NEC nominations – voting procedures
We have received a number of requests for further clarity on the voting systems that are to be used for the nomination of NEC candidates. Nominations should be made by secret ballot, not by a show of hands.
• Where a voting system is specified in your CLPs standing orders, this is the system that should be used to make your nominations;
• Where a voting system is not specified in your CLP standing orders, you should rely on previous custom and practice from your CLP.
We would usually expect that to be either multi-member First Past The Post (‘Approval Voting’ on Choice Voting) or Single Transferable Vote (‘Electoral Reform Society 97 STV’ on Choice Voting). CLPs should not be devising new voting systems of their own.
We advise that wherever possible nominations are taken by email in advance of the meeting to allow the ballot to be set up before the meeting. Any such email nominations would only be valid if the member making the nomination is in attendance at the subsequent meeting. Should there be fewer nominations than, or an equal number to, the total positions available, there is no need to progress to a ballot.
The Labour Party recently agreed a settlement with seven former members of staff who appeared on an edition of the BBC’s Panorama programme, as well as with the journalist who hosted that programme. Those settlements included an unreserved apology and a withdrawal of the allegations previously made by the Party about those individuals. The withdrawal and apology are binding on the party and any motions which seek to undermine or contradict them will create a risk of further legal proceedings for both the national party and local parties. As such, motions relating to these settlements and the circumstances behind them are not competent business for discussion by local parties.
CLP officers have an important responsibility to ensure that they and other members conduct themselves in a respectful and comradely manner. We therefore take this opportunity to reiterate to local Labour Parties and officers that they should be aware of the potential liabilities to them should the allegations that have now been withdrawn by the national party be repeated.

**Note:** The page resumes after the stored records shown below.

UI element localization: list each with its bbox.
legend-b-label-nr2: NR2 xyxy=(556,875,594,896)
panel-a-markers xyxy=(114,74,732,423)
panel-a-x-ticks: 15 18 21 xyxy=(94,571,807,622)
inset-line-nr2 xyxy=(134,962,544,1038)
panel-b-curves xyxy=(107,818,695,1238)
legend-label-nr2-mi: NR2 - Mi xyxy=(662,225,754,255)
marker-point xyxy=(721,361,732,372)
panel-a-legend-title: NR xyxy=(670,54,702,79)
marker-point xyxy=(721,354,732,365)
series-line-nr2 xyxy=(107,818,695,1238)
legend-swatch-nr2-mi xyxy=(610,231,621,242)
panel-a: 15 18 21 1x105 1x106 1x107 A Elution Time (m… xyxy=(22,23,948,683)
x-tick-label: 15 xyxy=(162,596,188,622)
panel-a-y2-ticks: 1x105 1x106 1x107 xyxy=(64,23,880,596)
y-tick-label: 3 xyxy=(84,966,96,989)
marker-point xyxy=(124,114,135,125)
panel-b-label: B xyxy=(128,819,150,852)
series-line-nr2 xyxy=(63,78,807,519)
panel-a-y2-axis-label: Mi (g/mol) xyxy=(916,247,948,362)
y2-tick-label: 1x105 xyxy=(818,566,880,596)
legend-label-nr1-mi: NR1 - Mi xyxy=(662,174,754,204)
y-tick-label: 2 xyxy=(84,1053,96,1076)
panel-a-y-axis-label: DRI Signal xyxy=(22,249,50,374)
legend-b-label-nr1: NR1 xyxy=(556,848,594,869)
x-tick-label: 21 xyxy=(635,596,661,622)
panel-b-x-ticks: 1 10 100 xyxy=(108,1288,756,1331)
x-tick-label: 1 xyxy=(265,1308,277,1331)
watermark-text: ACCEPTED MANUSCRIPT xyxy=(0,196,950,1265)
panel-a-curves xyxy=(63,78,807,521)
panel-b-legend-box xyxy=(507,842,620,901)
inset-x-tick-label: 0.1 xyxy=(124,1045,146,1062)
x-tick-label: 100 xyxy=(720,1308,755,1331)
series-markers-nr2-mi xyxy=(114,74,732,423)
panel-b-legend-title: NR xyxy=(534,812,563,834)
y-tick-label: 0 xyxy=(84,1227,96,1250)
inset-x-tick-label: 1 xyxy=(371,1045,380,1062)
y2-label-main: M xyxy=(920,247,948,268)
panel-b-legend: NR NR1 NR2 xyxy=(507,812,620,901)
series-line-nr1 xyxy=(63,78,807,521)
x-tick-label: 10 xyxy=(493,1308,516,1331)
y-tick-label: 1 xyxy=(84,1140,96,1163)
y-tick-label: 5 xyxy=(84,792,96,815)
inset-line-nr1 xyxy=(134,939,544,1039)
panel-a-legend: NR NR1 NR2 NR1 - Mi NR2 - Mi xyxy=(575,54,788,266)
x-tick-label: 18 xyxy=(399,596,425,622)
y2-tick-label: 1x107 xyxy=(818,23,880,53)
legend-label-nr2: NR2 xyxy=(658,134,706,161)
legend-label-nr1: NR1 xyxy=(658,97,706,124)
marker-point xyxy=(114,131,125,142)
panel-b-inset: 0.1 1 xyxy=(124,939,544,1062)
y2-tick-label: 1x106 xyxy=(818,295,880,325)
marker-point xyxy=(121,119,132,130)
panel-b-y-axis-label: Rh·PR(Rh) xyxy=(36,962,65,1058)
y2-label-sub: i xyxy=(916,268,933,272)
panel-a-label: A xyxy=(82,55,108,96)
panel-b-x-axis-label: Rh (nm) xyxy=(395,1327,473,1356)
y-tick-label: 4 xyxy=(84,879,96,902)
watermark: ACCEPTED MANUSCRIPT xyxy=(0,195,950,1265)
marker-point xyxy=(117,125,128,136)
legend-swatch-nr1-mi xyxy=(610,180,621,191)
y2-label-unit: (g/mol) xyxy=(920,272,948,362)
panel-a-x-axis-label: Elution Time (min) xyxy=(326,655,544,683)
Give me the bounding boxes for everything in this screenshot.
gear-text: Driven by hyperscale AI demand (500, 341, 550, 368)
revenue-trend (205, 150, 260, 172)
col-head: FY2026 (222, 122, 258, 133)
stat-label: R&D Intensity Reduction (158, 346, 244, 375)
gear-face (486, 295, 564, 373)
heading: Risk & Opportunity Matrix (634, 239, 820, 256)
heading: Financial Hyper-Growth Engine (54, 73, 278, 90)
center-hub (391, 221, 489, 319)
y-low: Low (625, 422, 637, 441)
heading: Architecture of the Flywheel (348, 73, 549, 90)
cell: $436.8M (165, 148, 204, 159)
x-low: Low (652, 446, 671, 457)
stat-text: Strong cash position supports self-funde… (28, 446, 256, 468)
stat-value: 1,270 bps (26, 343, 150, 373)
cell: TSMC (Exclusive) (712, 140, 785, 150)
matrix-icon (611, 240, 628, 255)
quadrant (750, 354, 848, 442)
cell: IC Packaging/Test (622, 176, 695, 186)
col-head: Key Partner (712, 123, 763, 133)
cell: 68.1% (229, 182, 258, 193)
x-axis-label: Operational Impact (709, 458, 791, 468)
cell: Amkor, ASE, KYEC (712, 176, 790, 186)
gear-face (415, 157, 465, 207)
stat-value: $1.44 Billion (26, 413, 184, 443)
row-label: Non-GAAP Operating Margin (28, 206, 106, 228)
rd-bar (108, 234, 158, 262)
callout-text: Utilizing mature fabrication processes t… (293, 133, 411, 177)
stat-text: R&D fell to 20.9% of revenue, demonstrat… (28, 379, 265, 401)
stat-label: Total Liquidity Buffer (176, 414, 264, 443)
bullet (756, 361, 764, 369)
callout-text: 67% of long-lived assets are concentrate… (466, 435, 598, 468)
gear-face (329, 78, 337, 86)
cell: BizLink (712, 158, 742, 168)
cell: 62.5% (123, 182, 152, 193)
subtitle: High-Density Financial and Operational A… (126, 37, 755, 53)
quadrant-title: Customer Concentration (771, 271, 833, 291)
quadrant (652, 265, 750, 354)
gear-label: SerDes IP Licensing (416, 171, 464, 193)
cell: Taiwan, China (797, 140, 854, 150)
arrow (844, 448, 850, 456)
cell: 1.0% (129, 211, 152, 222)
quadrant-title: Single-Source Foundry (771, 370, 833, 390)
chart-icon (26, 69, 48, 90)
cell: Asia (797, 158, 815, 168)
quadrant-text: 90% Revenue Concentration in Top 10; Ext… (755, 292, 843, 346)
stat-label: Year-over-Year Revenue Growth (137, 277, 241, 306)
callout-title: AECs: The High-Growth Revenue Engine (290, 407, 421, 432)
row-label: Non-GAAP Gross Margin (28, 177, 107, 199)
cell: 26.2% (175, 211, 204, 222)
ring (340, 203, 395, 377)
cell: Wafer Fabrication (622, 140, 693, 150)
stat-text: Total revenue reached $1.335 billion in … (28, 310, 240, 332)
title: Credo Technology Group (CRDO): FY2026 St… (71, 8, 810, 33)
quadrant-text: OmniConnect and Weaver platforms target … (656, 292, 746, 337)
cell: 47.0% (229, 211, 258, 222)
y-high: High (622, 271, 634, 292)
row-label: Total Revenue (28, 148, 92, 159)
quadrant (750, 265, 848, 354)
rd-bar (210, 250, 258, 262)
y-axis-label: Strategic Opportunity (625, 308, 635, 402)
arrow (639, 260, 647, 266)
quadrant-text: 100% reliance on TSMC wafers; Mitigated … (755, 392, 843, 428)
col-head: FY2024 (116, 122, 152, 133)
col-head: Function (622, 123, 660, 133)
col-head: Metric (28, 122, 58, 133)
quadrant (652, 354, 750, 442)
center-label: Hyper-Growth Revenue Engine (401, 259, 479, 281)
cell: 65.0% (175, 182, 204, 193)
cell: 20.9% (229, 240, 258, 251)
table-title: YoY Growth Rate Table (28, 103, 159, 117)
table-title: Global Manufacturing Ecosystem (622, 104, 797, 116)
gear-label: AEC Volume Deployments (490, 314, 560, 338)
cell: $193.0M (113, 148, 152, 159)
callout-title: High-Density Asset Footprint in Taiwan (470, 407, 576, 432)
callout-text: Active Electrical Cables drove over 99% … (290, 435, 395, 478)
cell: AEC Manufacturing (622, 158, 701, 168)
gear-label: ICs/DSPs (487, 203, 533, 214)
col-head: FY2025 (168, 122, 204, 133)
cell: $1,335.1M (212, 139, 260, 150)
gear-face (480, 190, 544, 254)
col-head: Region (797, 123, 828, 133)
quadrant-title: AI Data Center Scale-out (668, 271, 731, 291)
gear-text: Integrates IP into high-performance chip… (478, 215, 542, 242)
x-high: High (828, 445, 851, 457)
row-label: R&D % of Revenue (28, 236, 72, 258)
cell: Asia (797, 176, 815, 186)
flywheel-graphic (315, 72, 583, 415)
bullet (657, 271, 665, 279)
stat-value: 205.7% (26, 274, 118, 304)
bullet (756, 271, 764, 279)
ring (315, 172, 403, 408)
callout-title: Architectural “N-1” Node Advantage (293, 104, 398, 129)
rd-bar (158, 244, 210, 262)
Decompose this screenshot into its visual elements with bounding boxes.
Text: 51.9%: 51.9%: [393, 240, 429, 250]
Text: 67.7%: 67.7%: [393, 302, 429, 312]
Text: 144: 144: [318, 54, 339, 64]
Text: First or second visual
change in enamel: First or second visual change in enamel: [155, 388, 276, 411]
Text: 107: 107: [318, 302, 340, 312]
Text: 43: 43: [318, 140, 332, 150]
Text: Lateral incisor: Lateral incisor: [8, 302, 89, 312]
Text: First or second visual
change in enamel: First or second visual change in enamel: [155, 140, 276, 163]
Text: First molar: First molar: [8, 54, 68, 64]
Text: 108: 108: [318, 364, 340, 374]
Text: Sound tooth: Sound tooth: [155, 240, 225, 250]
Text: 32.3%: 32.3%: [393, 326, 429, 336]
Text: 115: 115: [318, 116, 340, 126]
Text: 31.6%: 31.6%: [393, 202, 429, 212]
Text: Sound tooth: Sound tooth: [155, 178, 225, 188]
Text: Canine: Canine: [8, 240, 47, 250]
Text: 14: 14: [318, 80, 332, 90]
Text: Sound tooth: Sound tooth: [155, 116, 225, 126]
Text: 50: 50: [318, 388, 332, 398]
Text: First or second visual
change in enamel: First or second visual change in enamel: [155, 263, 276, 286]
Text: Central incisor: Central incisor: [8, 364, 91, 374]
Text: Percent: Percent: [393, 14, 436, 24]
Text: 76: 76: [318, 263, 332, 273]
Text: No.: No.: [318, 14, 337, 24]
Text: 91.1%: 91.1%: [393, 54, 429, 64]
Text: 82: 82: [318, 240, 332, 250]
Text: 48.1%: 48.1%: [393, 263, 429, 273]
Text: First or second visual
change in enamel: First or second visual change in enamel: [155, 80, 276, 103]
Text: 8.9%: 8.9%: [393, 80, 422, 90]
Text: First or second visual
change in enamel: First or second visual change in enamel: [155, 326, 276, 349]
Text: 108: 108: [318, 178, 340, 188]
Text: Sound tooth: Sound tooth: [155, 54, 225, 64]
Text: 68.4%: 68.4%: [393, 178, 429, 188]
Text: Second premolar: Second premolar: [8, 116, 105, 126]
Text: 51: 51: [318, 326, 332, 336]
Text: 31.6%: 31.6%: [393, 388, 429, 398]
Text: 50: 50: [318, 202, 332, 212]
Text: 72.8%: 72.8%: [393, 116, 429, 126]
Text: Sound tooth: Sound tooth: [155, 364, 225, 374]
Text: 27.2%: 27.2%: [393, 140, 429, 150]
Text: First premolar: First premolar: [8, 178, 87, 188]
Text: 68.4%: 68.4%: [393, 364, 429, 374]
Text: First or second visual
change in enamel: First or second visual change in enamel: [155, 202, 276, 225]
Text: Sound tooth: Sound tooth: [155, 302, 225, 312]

Equality and Human Rights Commission (EHRC) report
On Monday 13 July 2020 the party announced that it had received the EHRC’s draft report into allegations of antisemitism in the Labour Party. This draft report has been provided to the party by the EHRC on a confidential basis as part of its investigation.
When we are able to provide more information about the EHRC’s report we will do so. Until that time speculation as to the contents of the report is not helpful. It is therefore not competent business for CLPs to discuss.
IHRA definition of antisemitism
We are aware that some CLPs and branches have had motions tabled to “repudiate” the International Holocaust Remembrance Alliance (IHRA) definition of antisemitism. The IHRA definition of antisemitism and its examples was properly adopted by the Labour Party in September 2018. CLPs and branches have no powers to overturn this decision. Furthermore, such motions undermine the Labour Party’s ability to tackle racism. Any such motions are therefore not competent business for CLPs or branches.
As per the previous general secretary’s instruction, any discussion about ongoing disciplinary cases remains prohibited.